Two longtime friends came for chili and conversation last night, women I’ve known since at least the seventies. All of us were once married to doctors. One, like me, is a divorcee, left by a husband who moved on to greener fields without the responsibility of kids; the other was widowed way too young by a heart attack that shouldn’t have happened. Today, we have outlived all three men—there’s a message there, though I’m not sure what it is.

But we talked about those heady days. We were young, happy, with young children—perfect families, we thought. Our husbands were newly out of residencies and in practice, and our lives were filled with camaraderie, conventions, cruises, and more money that any of us had ever known. (Those days are long gone for docs today, a fact I view with mixed emotions.) But as we talked, we recognized that those days weren’t quite as golden as we thought, that there was an undercurrent of tension, the feeling we were in a balloon that could pop at any time. It was an unreal existence, as though we were dancing too hard to keep our fears and doubts at bay. It was good to share.

I often think today’s good times are better. I never remarried because I only met one man who I thought would love my children as much as I did and who I wouldn’t have hesitated to welcome into our close family circle. (I saw too many women who concentrated on having a man in their life to the detriment of their children.) It didn’t work out for other reasons, and I have been single since the early eighties It’s been a great life, and I don’t think I’d trade. Two good careers—one at the TCU Press and one as an author, and a close family that I adore. Yes, I’ve been blessed.
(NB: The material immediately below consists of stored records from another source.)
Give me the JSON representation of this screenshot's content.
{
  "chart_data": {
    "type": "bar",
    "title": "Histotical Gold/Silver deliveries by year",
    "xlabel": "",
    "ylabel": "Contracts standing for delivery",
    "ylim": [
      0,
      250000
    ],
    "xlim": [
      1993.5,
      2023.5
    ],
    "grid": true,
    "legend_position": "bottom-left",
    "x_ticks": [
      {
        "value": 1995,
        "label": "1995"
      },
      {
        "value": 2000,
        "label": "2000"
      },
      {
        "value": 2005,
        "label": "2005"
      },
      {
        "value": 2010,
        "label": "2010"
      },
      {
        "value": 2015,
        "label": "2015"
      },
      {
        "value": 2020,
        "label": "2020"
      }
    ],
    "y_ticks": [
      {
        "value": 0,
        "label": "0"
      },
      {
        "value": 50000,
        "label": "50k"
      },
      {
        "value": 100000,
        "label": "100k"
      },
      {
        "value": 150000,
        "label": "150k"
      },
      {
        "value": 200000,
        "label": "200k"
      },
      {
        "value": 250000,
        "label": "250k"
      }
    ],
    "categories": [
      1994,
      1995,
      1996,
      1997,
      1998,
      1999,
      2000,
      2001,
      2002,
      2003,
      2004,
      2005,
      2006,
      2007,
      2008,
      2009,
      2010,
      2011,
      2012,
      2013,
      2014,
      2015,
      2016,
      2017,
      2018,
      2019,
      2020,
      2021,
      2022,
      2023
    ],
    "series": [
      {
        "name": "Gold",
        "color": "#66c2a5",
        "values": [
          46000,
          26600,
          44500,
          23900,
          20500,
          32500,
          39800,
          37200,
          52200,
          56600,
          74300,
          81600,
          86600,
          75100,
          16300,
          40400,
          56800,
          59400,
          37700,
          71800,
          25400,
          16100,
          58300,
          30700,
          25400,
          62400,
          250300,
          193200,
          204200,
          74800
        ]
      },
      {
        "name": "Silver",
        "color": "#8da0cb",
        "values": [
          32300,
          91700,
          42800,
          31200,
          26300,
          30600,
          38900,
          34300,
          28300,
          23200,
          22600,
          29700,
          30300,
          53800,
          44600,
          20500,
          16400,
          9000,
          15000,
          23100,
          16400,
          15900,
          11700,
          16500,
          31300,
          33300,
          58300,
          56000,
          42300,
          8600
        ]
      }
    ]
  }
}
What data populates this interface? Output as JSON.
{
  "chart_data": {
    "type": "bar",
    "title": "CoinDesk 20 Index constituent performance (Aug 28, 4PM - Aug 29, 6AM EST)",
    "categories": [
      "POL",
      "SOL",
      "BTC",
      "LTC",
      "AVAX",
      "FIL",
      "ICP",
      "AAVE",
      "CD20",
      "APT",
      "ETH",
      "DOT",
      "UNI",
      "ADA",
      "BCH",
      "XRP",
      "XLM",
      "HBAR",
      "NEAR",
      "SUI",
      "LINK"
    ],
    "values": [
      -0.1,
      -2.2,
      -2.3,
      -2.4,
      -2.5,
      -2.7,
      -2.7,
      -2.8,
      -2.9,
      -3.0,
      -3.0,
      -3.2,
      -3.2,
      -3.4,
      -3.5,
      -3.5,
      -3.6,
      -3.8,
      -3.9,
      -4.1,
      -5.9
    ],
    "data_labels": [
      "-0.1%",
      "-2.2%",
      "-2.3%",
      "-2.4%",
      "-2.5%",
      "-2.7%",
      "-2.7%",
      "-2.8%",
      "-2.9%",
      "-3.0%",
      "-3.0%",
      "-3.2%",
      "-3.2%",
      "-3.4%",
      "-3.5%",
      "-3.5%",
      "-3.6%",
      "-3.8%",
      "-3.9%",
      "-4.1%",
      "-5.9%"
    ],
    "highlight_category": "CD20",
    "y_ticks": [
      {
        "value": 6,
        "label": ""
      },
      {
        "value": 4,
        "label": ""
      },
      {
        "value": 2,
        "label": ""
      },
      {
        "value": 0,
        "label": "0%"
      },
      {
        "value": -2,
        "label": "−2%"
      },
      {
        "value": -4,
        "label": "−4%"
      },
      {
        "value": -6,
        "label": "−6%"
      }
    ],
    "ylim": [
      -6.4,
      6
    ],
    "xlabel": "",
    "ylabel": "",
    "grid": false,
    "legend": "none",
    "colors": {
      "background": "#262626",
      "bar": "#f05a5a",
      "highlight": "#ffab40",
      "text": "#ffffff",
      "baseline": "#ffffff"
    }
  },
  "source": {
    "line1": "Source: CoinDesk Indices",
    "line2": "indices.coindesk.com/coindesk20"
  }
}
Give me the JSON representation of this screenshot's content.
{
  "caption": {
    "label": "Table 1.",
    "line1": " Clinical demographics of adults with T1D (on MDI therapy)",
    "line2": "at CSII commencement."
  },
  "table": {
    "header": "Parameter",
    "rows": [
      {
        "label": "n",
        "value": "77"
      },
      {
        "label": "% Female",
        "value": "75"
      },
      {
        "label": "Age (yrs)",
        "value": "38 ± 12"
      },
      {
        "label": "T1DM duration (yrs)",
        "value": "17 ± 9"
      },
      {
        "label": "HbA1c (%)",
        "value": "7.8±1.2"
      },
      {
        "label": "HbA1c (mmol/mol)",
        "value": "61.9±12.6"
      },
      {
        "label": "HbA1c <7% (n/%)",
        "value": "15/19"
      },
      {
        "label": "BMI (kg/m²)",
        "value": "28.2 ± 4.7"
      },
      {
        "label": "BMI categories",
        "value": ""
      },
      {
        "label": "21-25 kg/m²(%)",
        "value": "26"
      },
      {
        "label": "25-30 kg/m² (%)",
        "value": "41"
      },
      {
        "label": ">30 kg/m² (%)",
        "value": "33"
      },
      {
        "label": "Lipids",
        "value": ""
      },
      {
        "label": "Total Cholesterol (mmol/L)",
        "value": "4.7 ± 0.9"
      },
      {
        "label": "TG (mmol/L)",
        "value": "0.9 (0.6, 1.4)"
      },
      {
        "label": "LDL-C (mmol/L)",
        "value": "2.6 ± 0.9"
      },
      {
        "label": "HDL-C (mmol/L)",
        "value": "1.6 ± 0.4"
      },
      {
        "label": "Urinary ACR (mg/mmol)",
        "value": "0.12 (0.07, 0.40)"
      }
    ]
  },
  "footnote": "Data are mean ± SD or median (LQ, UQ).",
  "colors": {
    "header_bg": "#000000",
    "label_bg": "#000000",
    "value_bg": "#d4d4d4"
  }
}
The last few days I’ve been grateful for the blessings of my life, mostly because I had lots of visiting and getting out. One night dinner pal Betty and I went to her restaurant, the Star Café, and shared a tenderloin and baked potato—absolutely wonderful. Last night, my visit with the two friends, plus suddenly there were others in my cottage, carrying their wine—a woman I looked forward to meeting and hope to visit with more another night, and a woman I really like and admire but see infrequently. Today I had lunch with friend Carol, and we discovered at Lucille’s that it’s Lobsterama—a lobster roll and good conversation as I caught up with her recent trip to Australia.

There’s been a long thread on a subgroup of Sisters in Crime about whether you are an extrovert or an introvert. I think, like a lot of people, I’m a mix of the two. But I find being semi-housebound as I am and dependent on others to get out, I am tending more toward introvert. Some days it seems a big effort to gear up and get out, and those are the days I tell myself I need a social life and I need to get out and about. I need to make that effort and not spend the day at my computer in my pajamas. I’m working on not being an introvert, because that’s not how I want to live my life.

No big cocktail parties or cruise ships with six thousand people, thank you. But a quiet lunch or supper with from two to six people? Count me a happy camper. Too much solitude isn’t good for my mental health.

A big oops: I forgot to stand and face east at eleven this morning, in honor of our fallen soldiers. But a flag flew proudly at the foot of our driveway, and I hope each and every one of you remembered to say a prayer for our fallen soldiers, veterans, both those with severe problems and those who seem to have survived relatively unscathed, and those who serve today.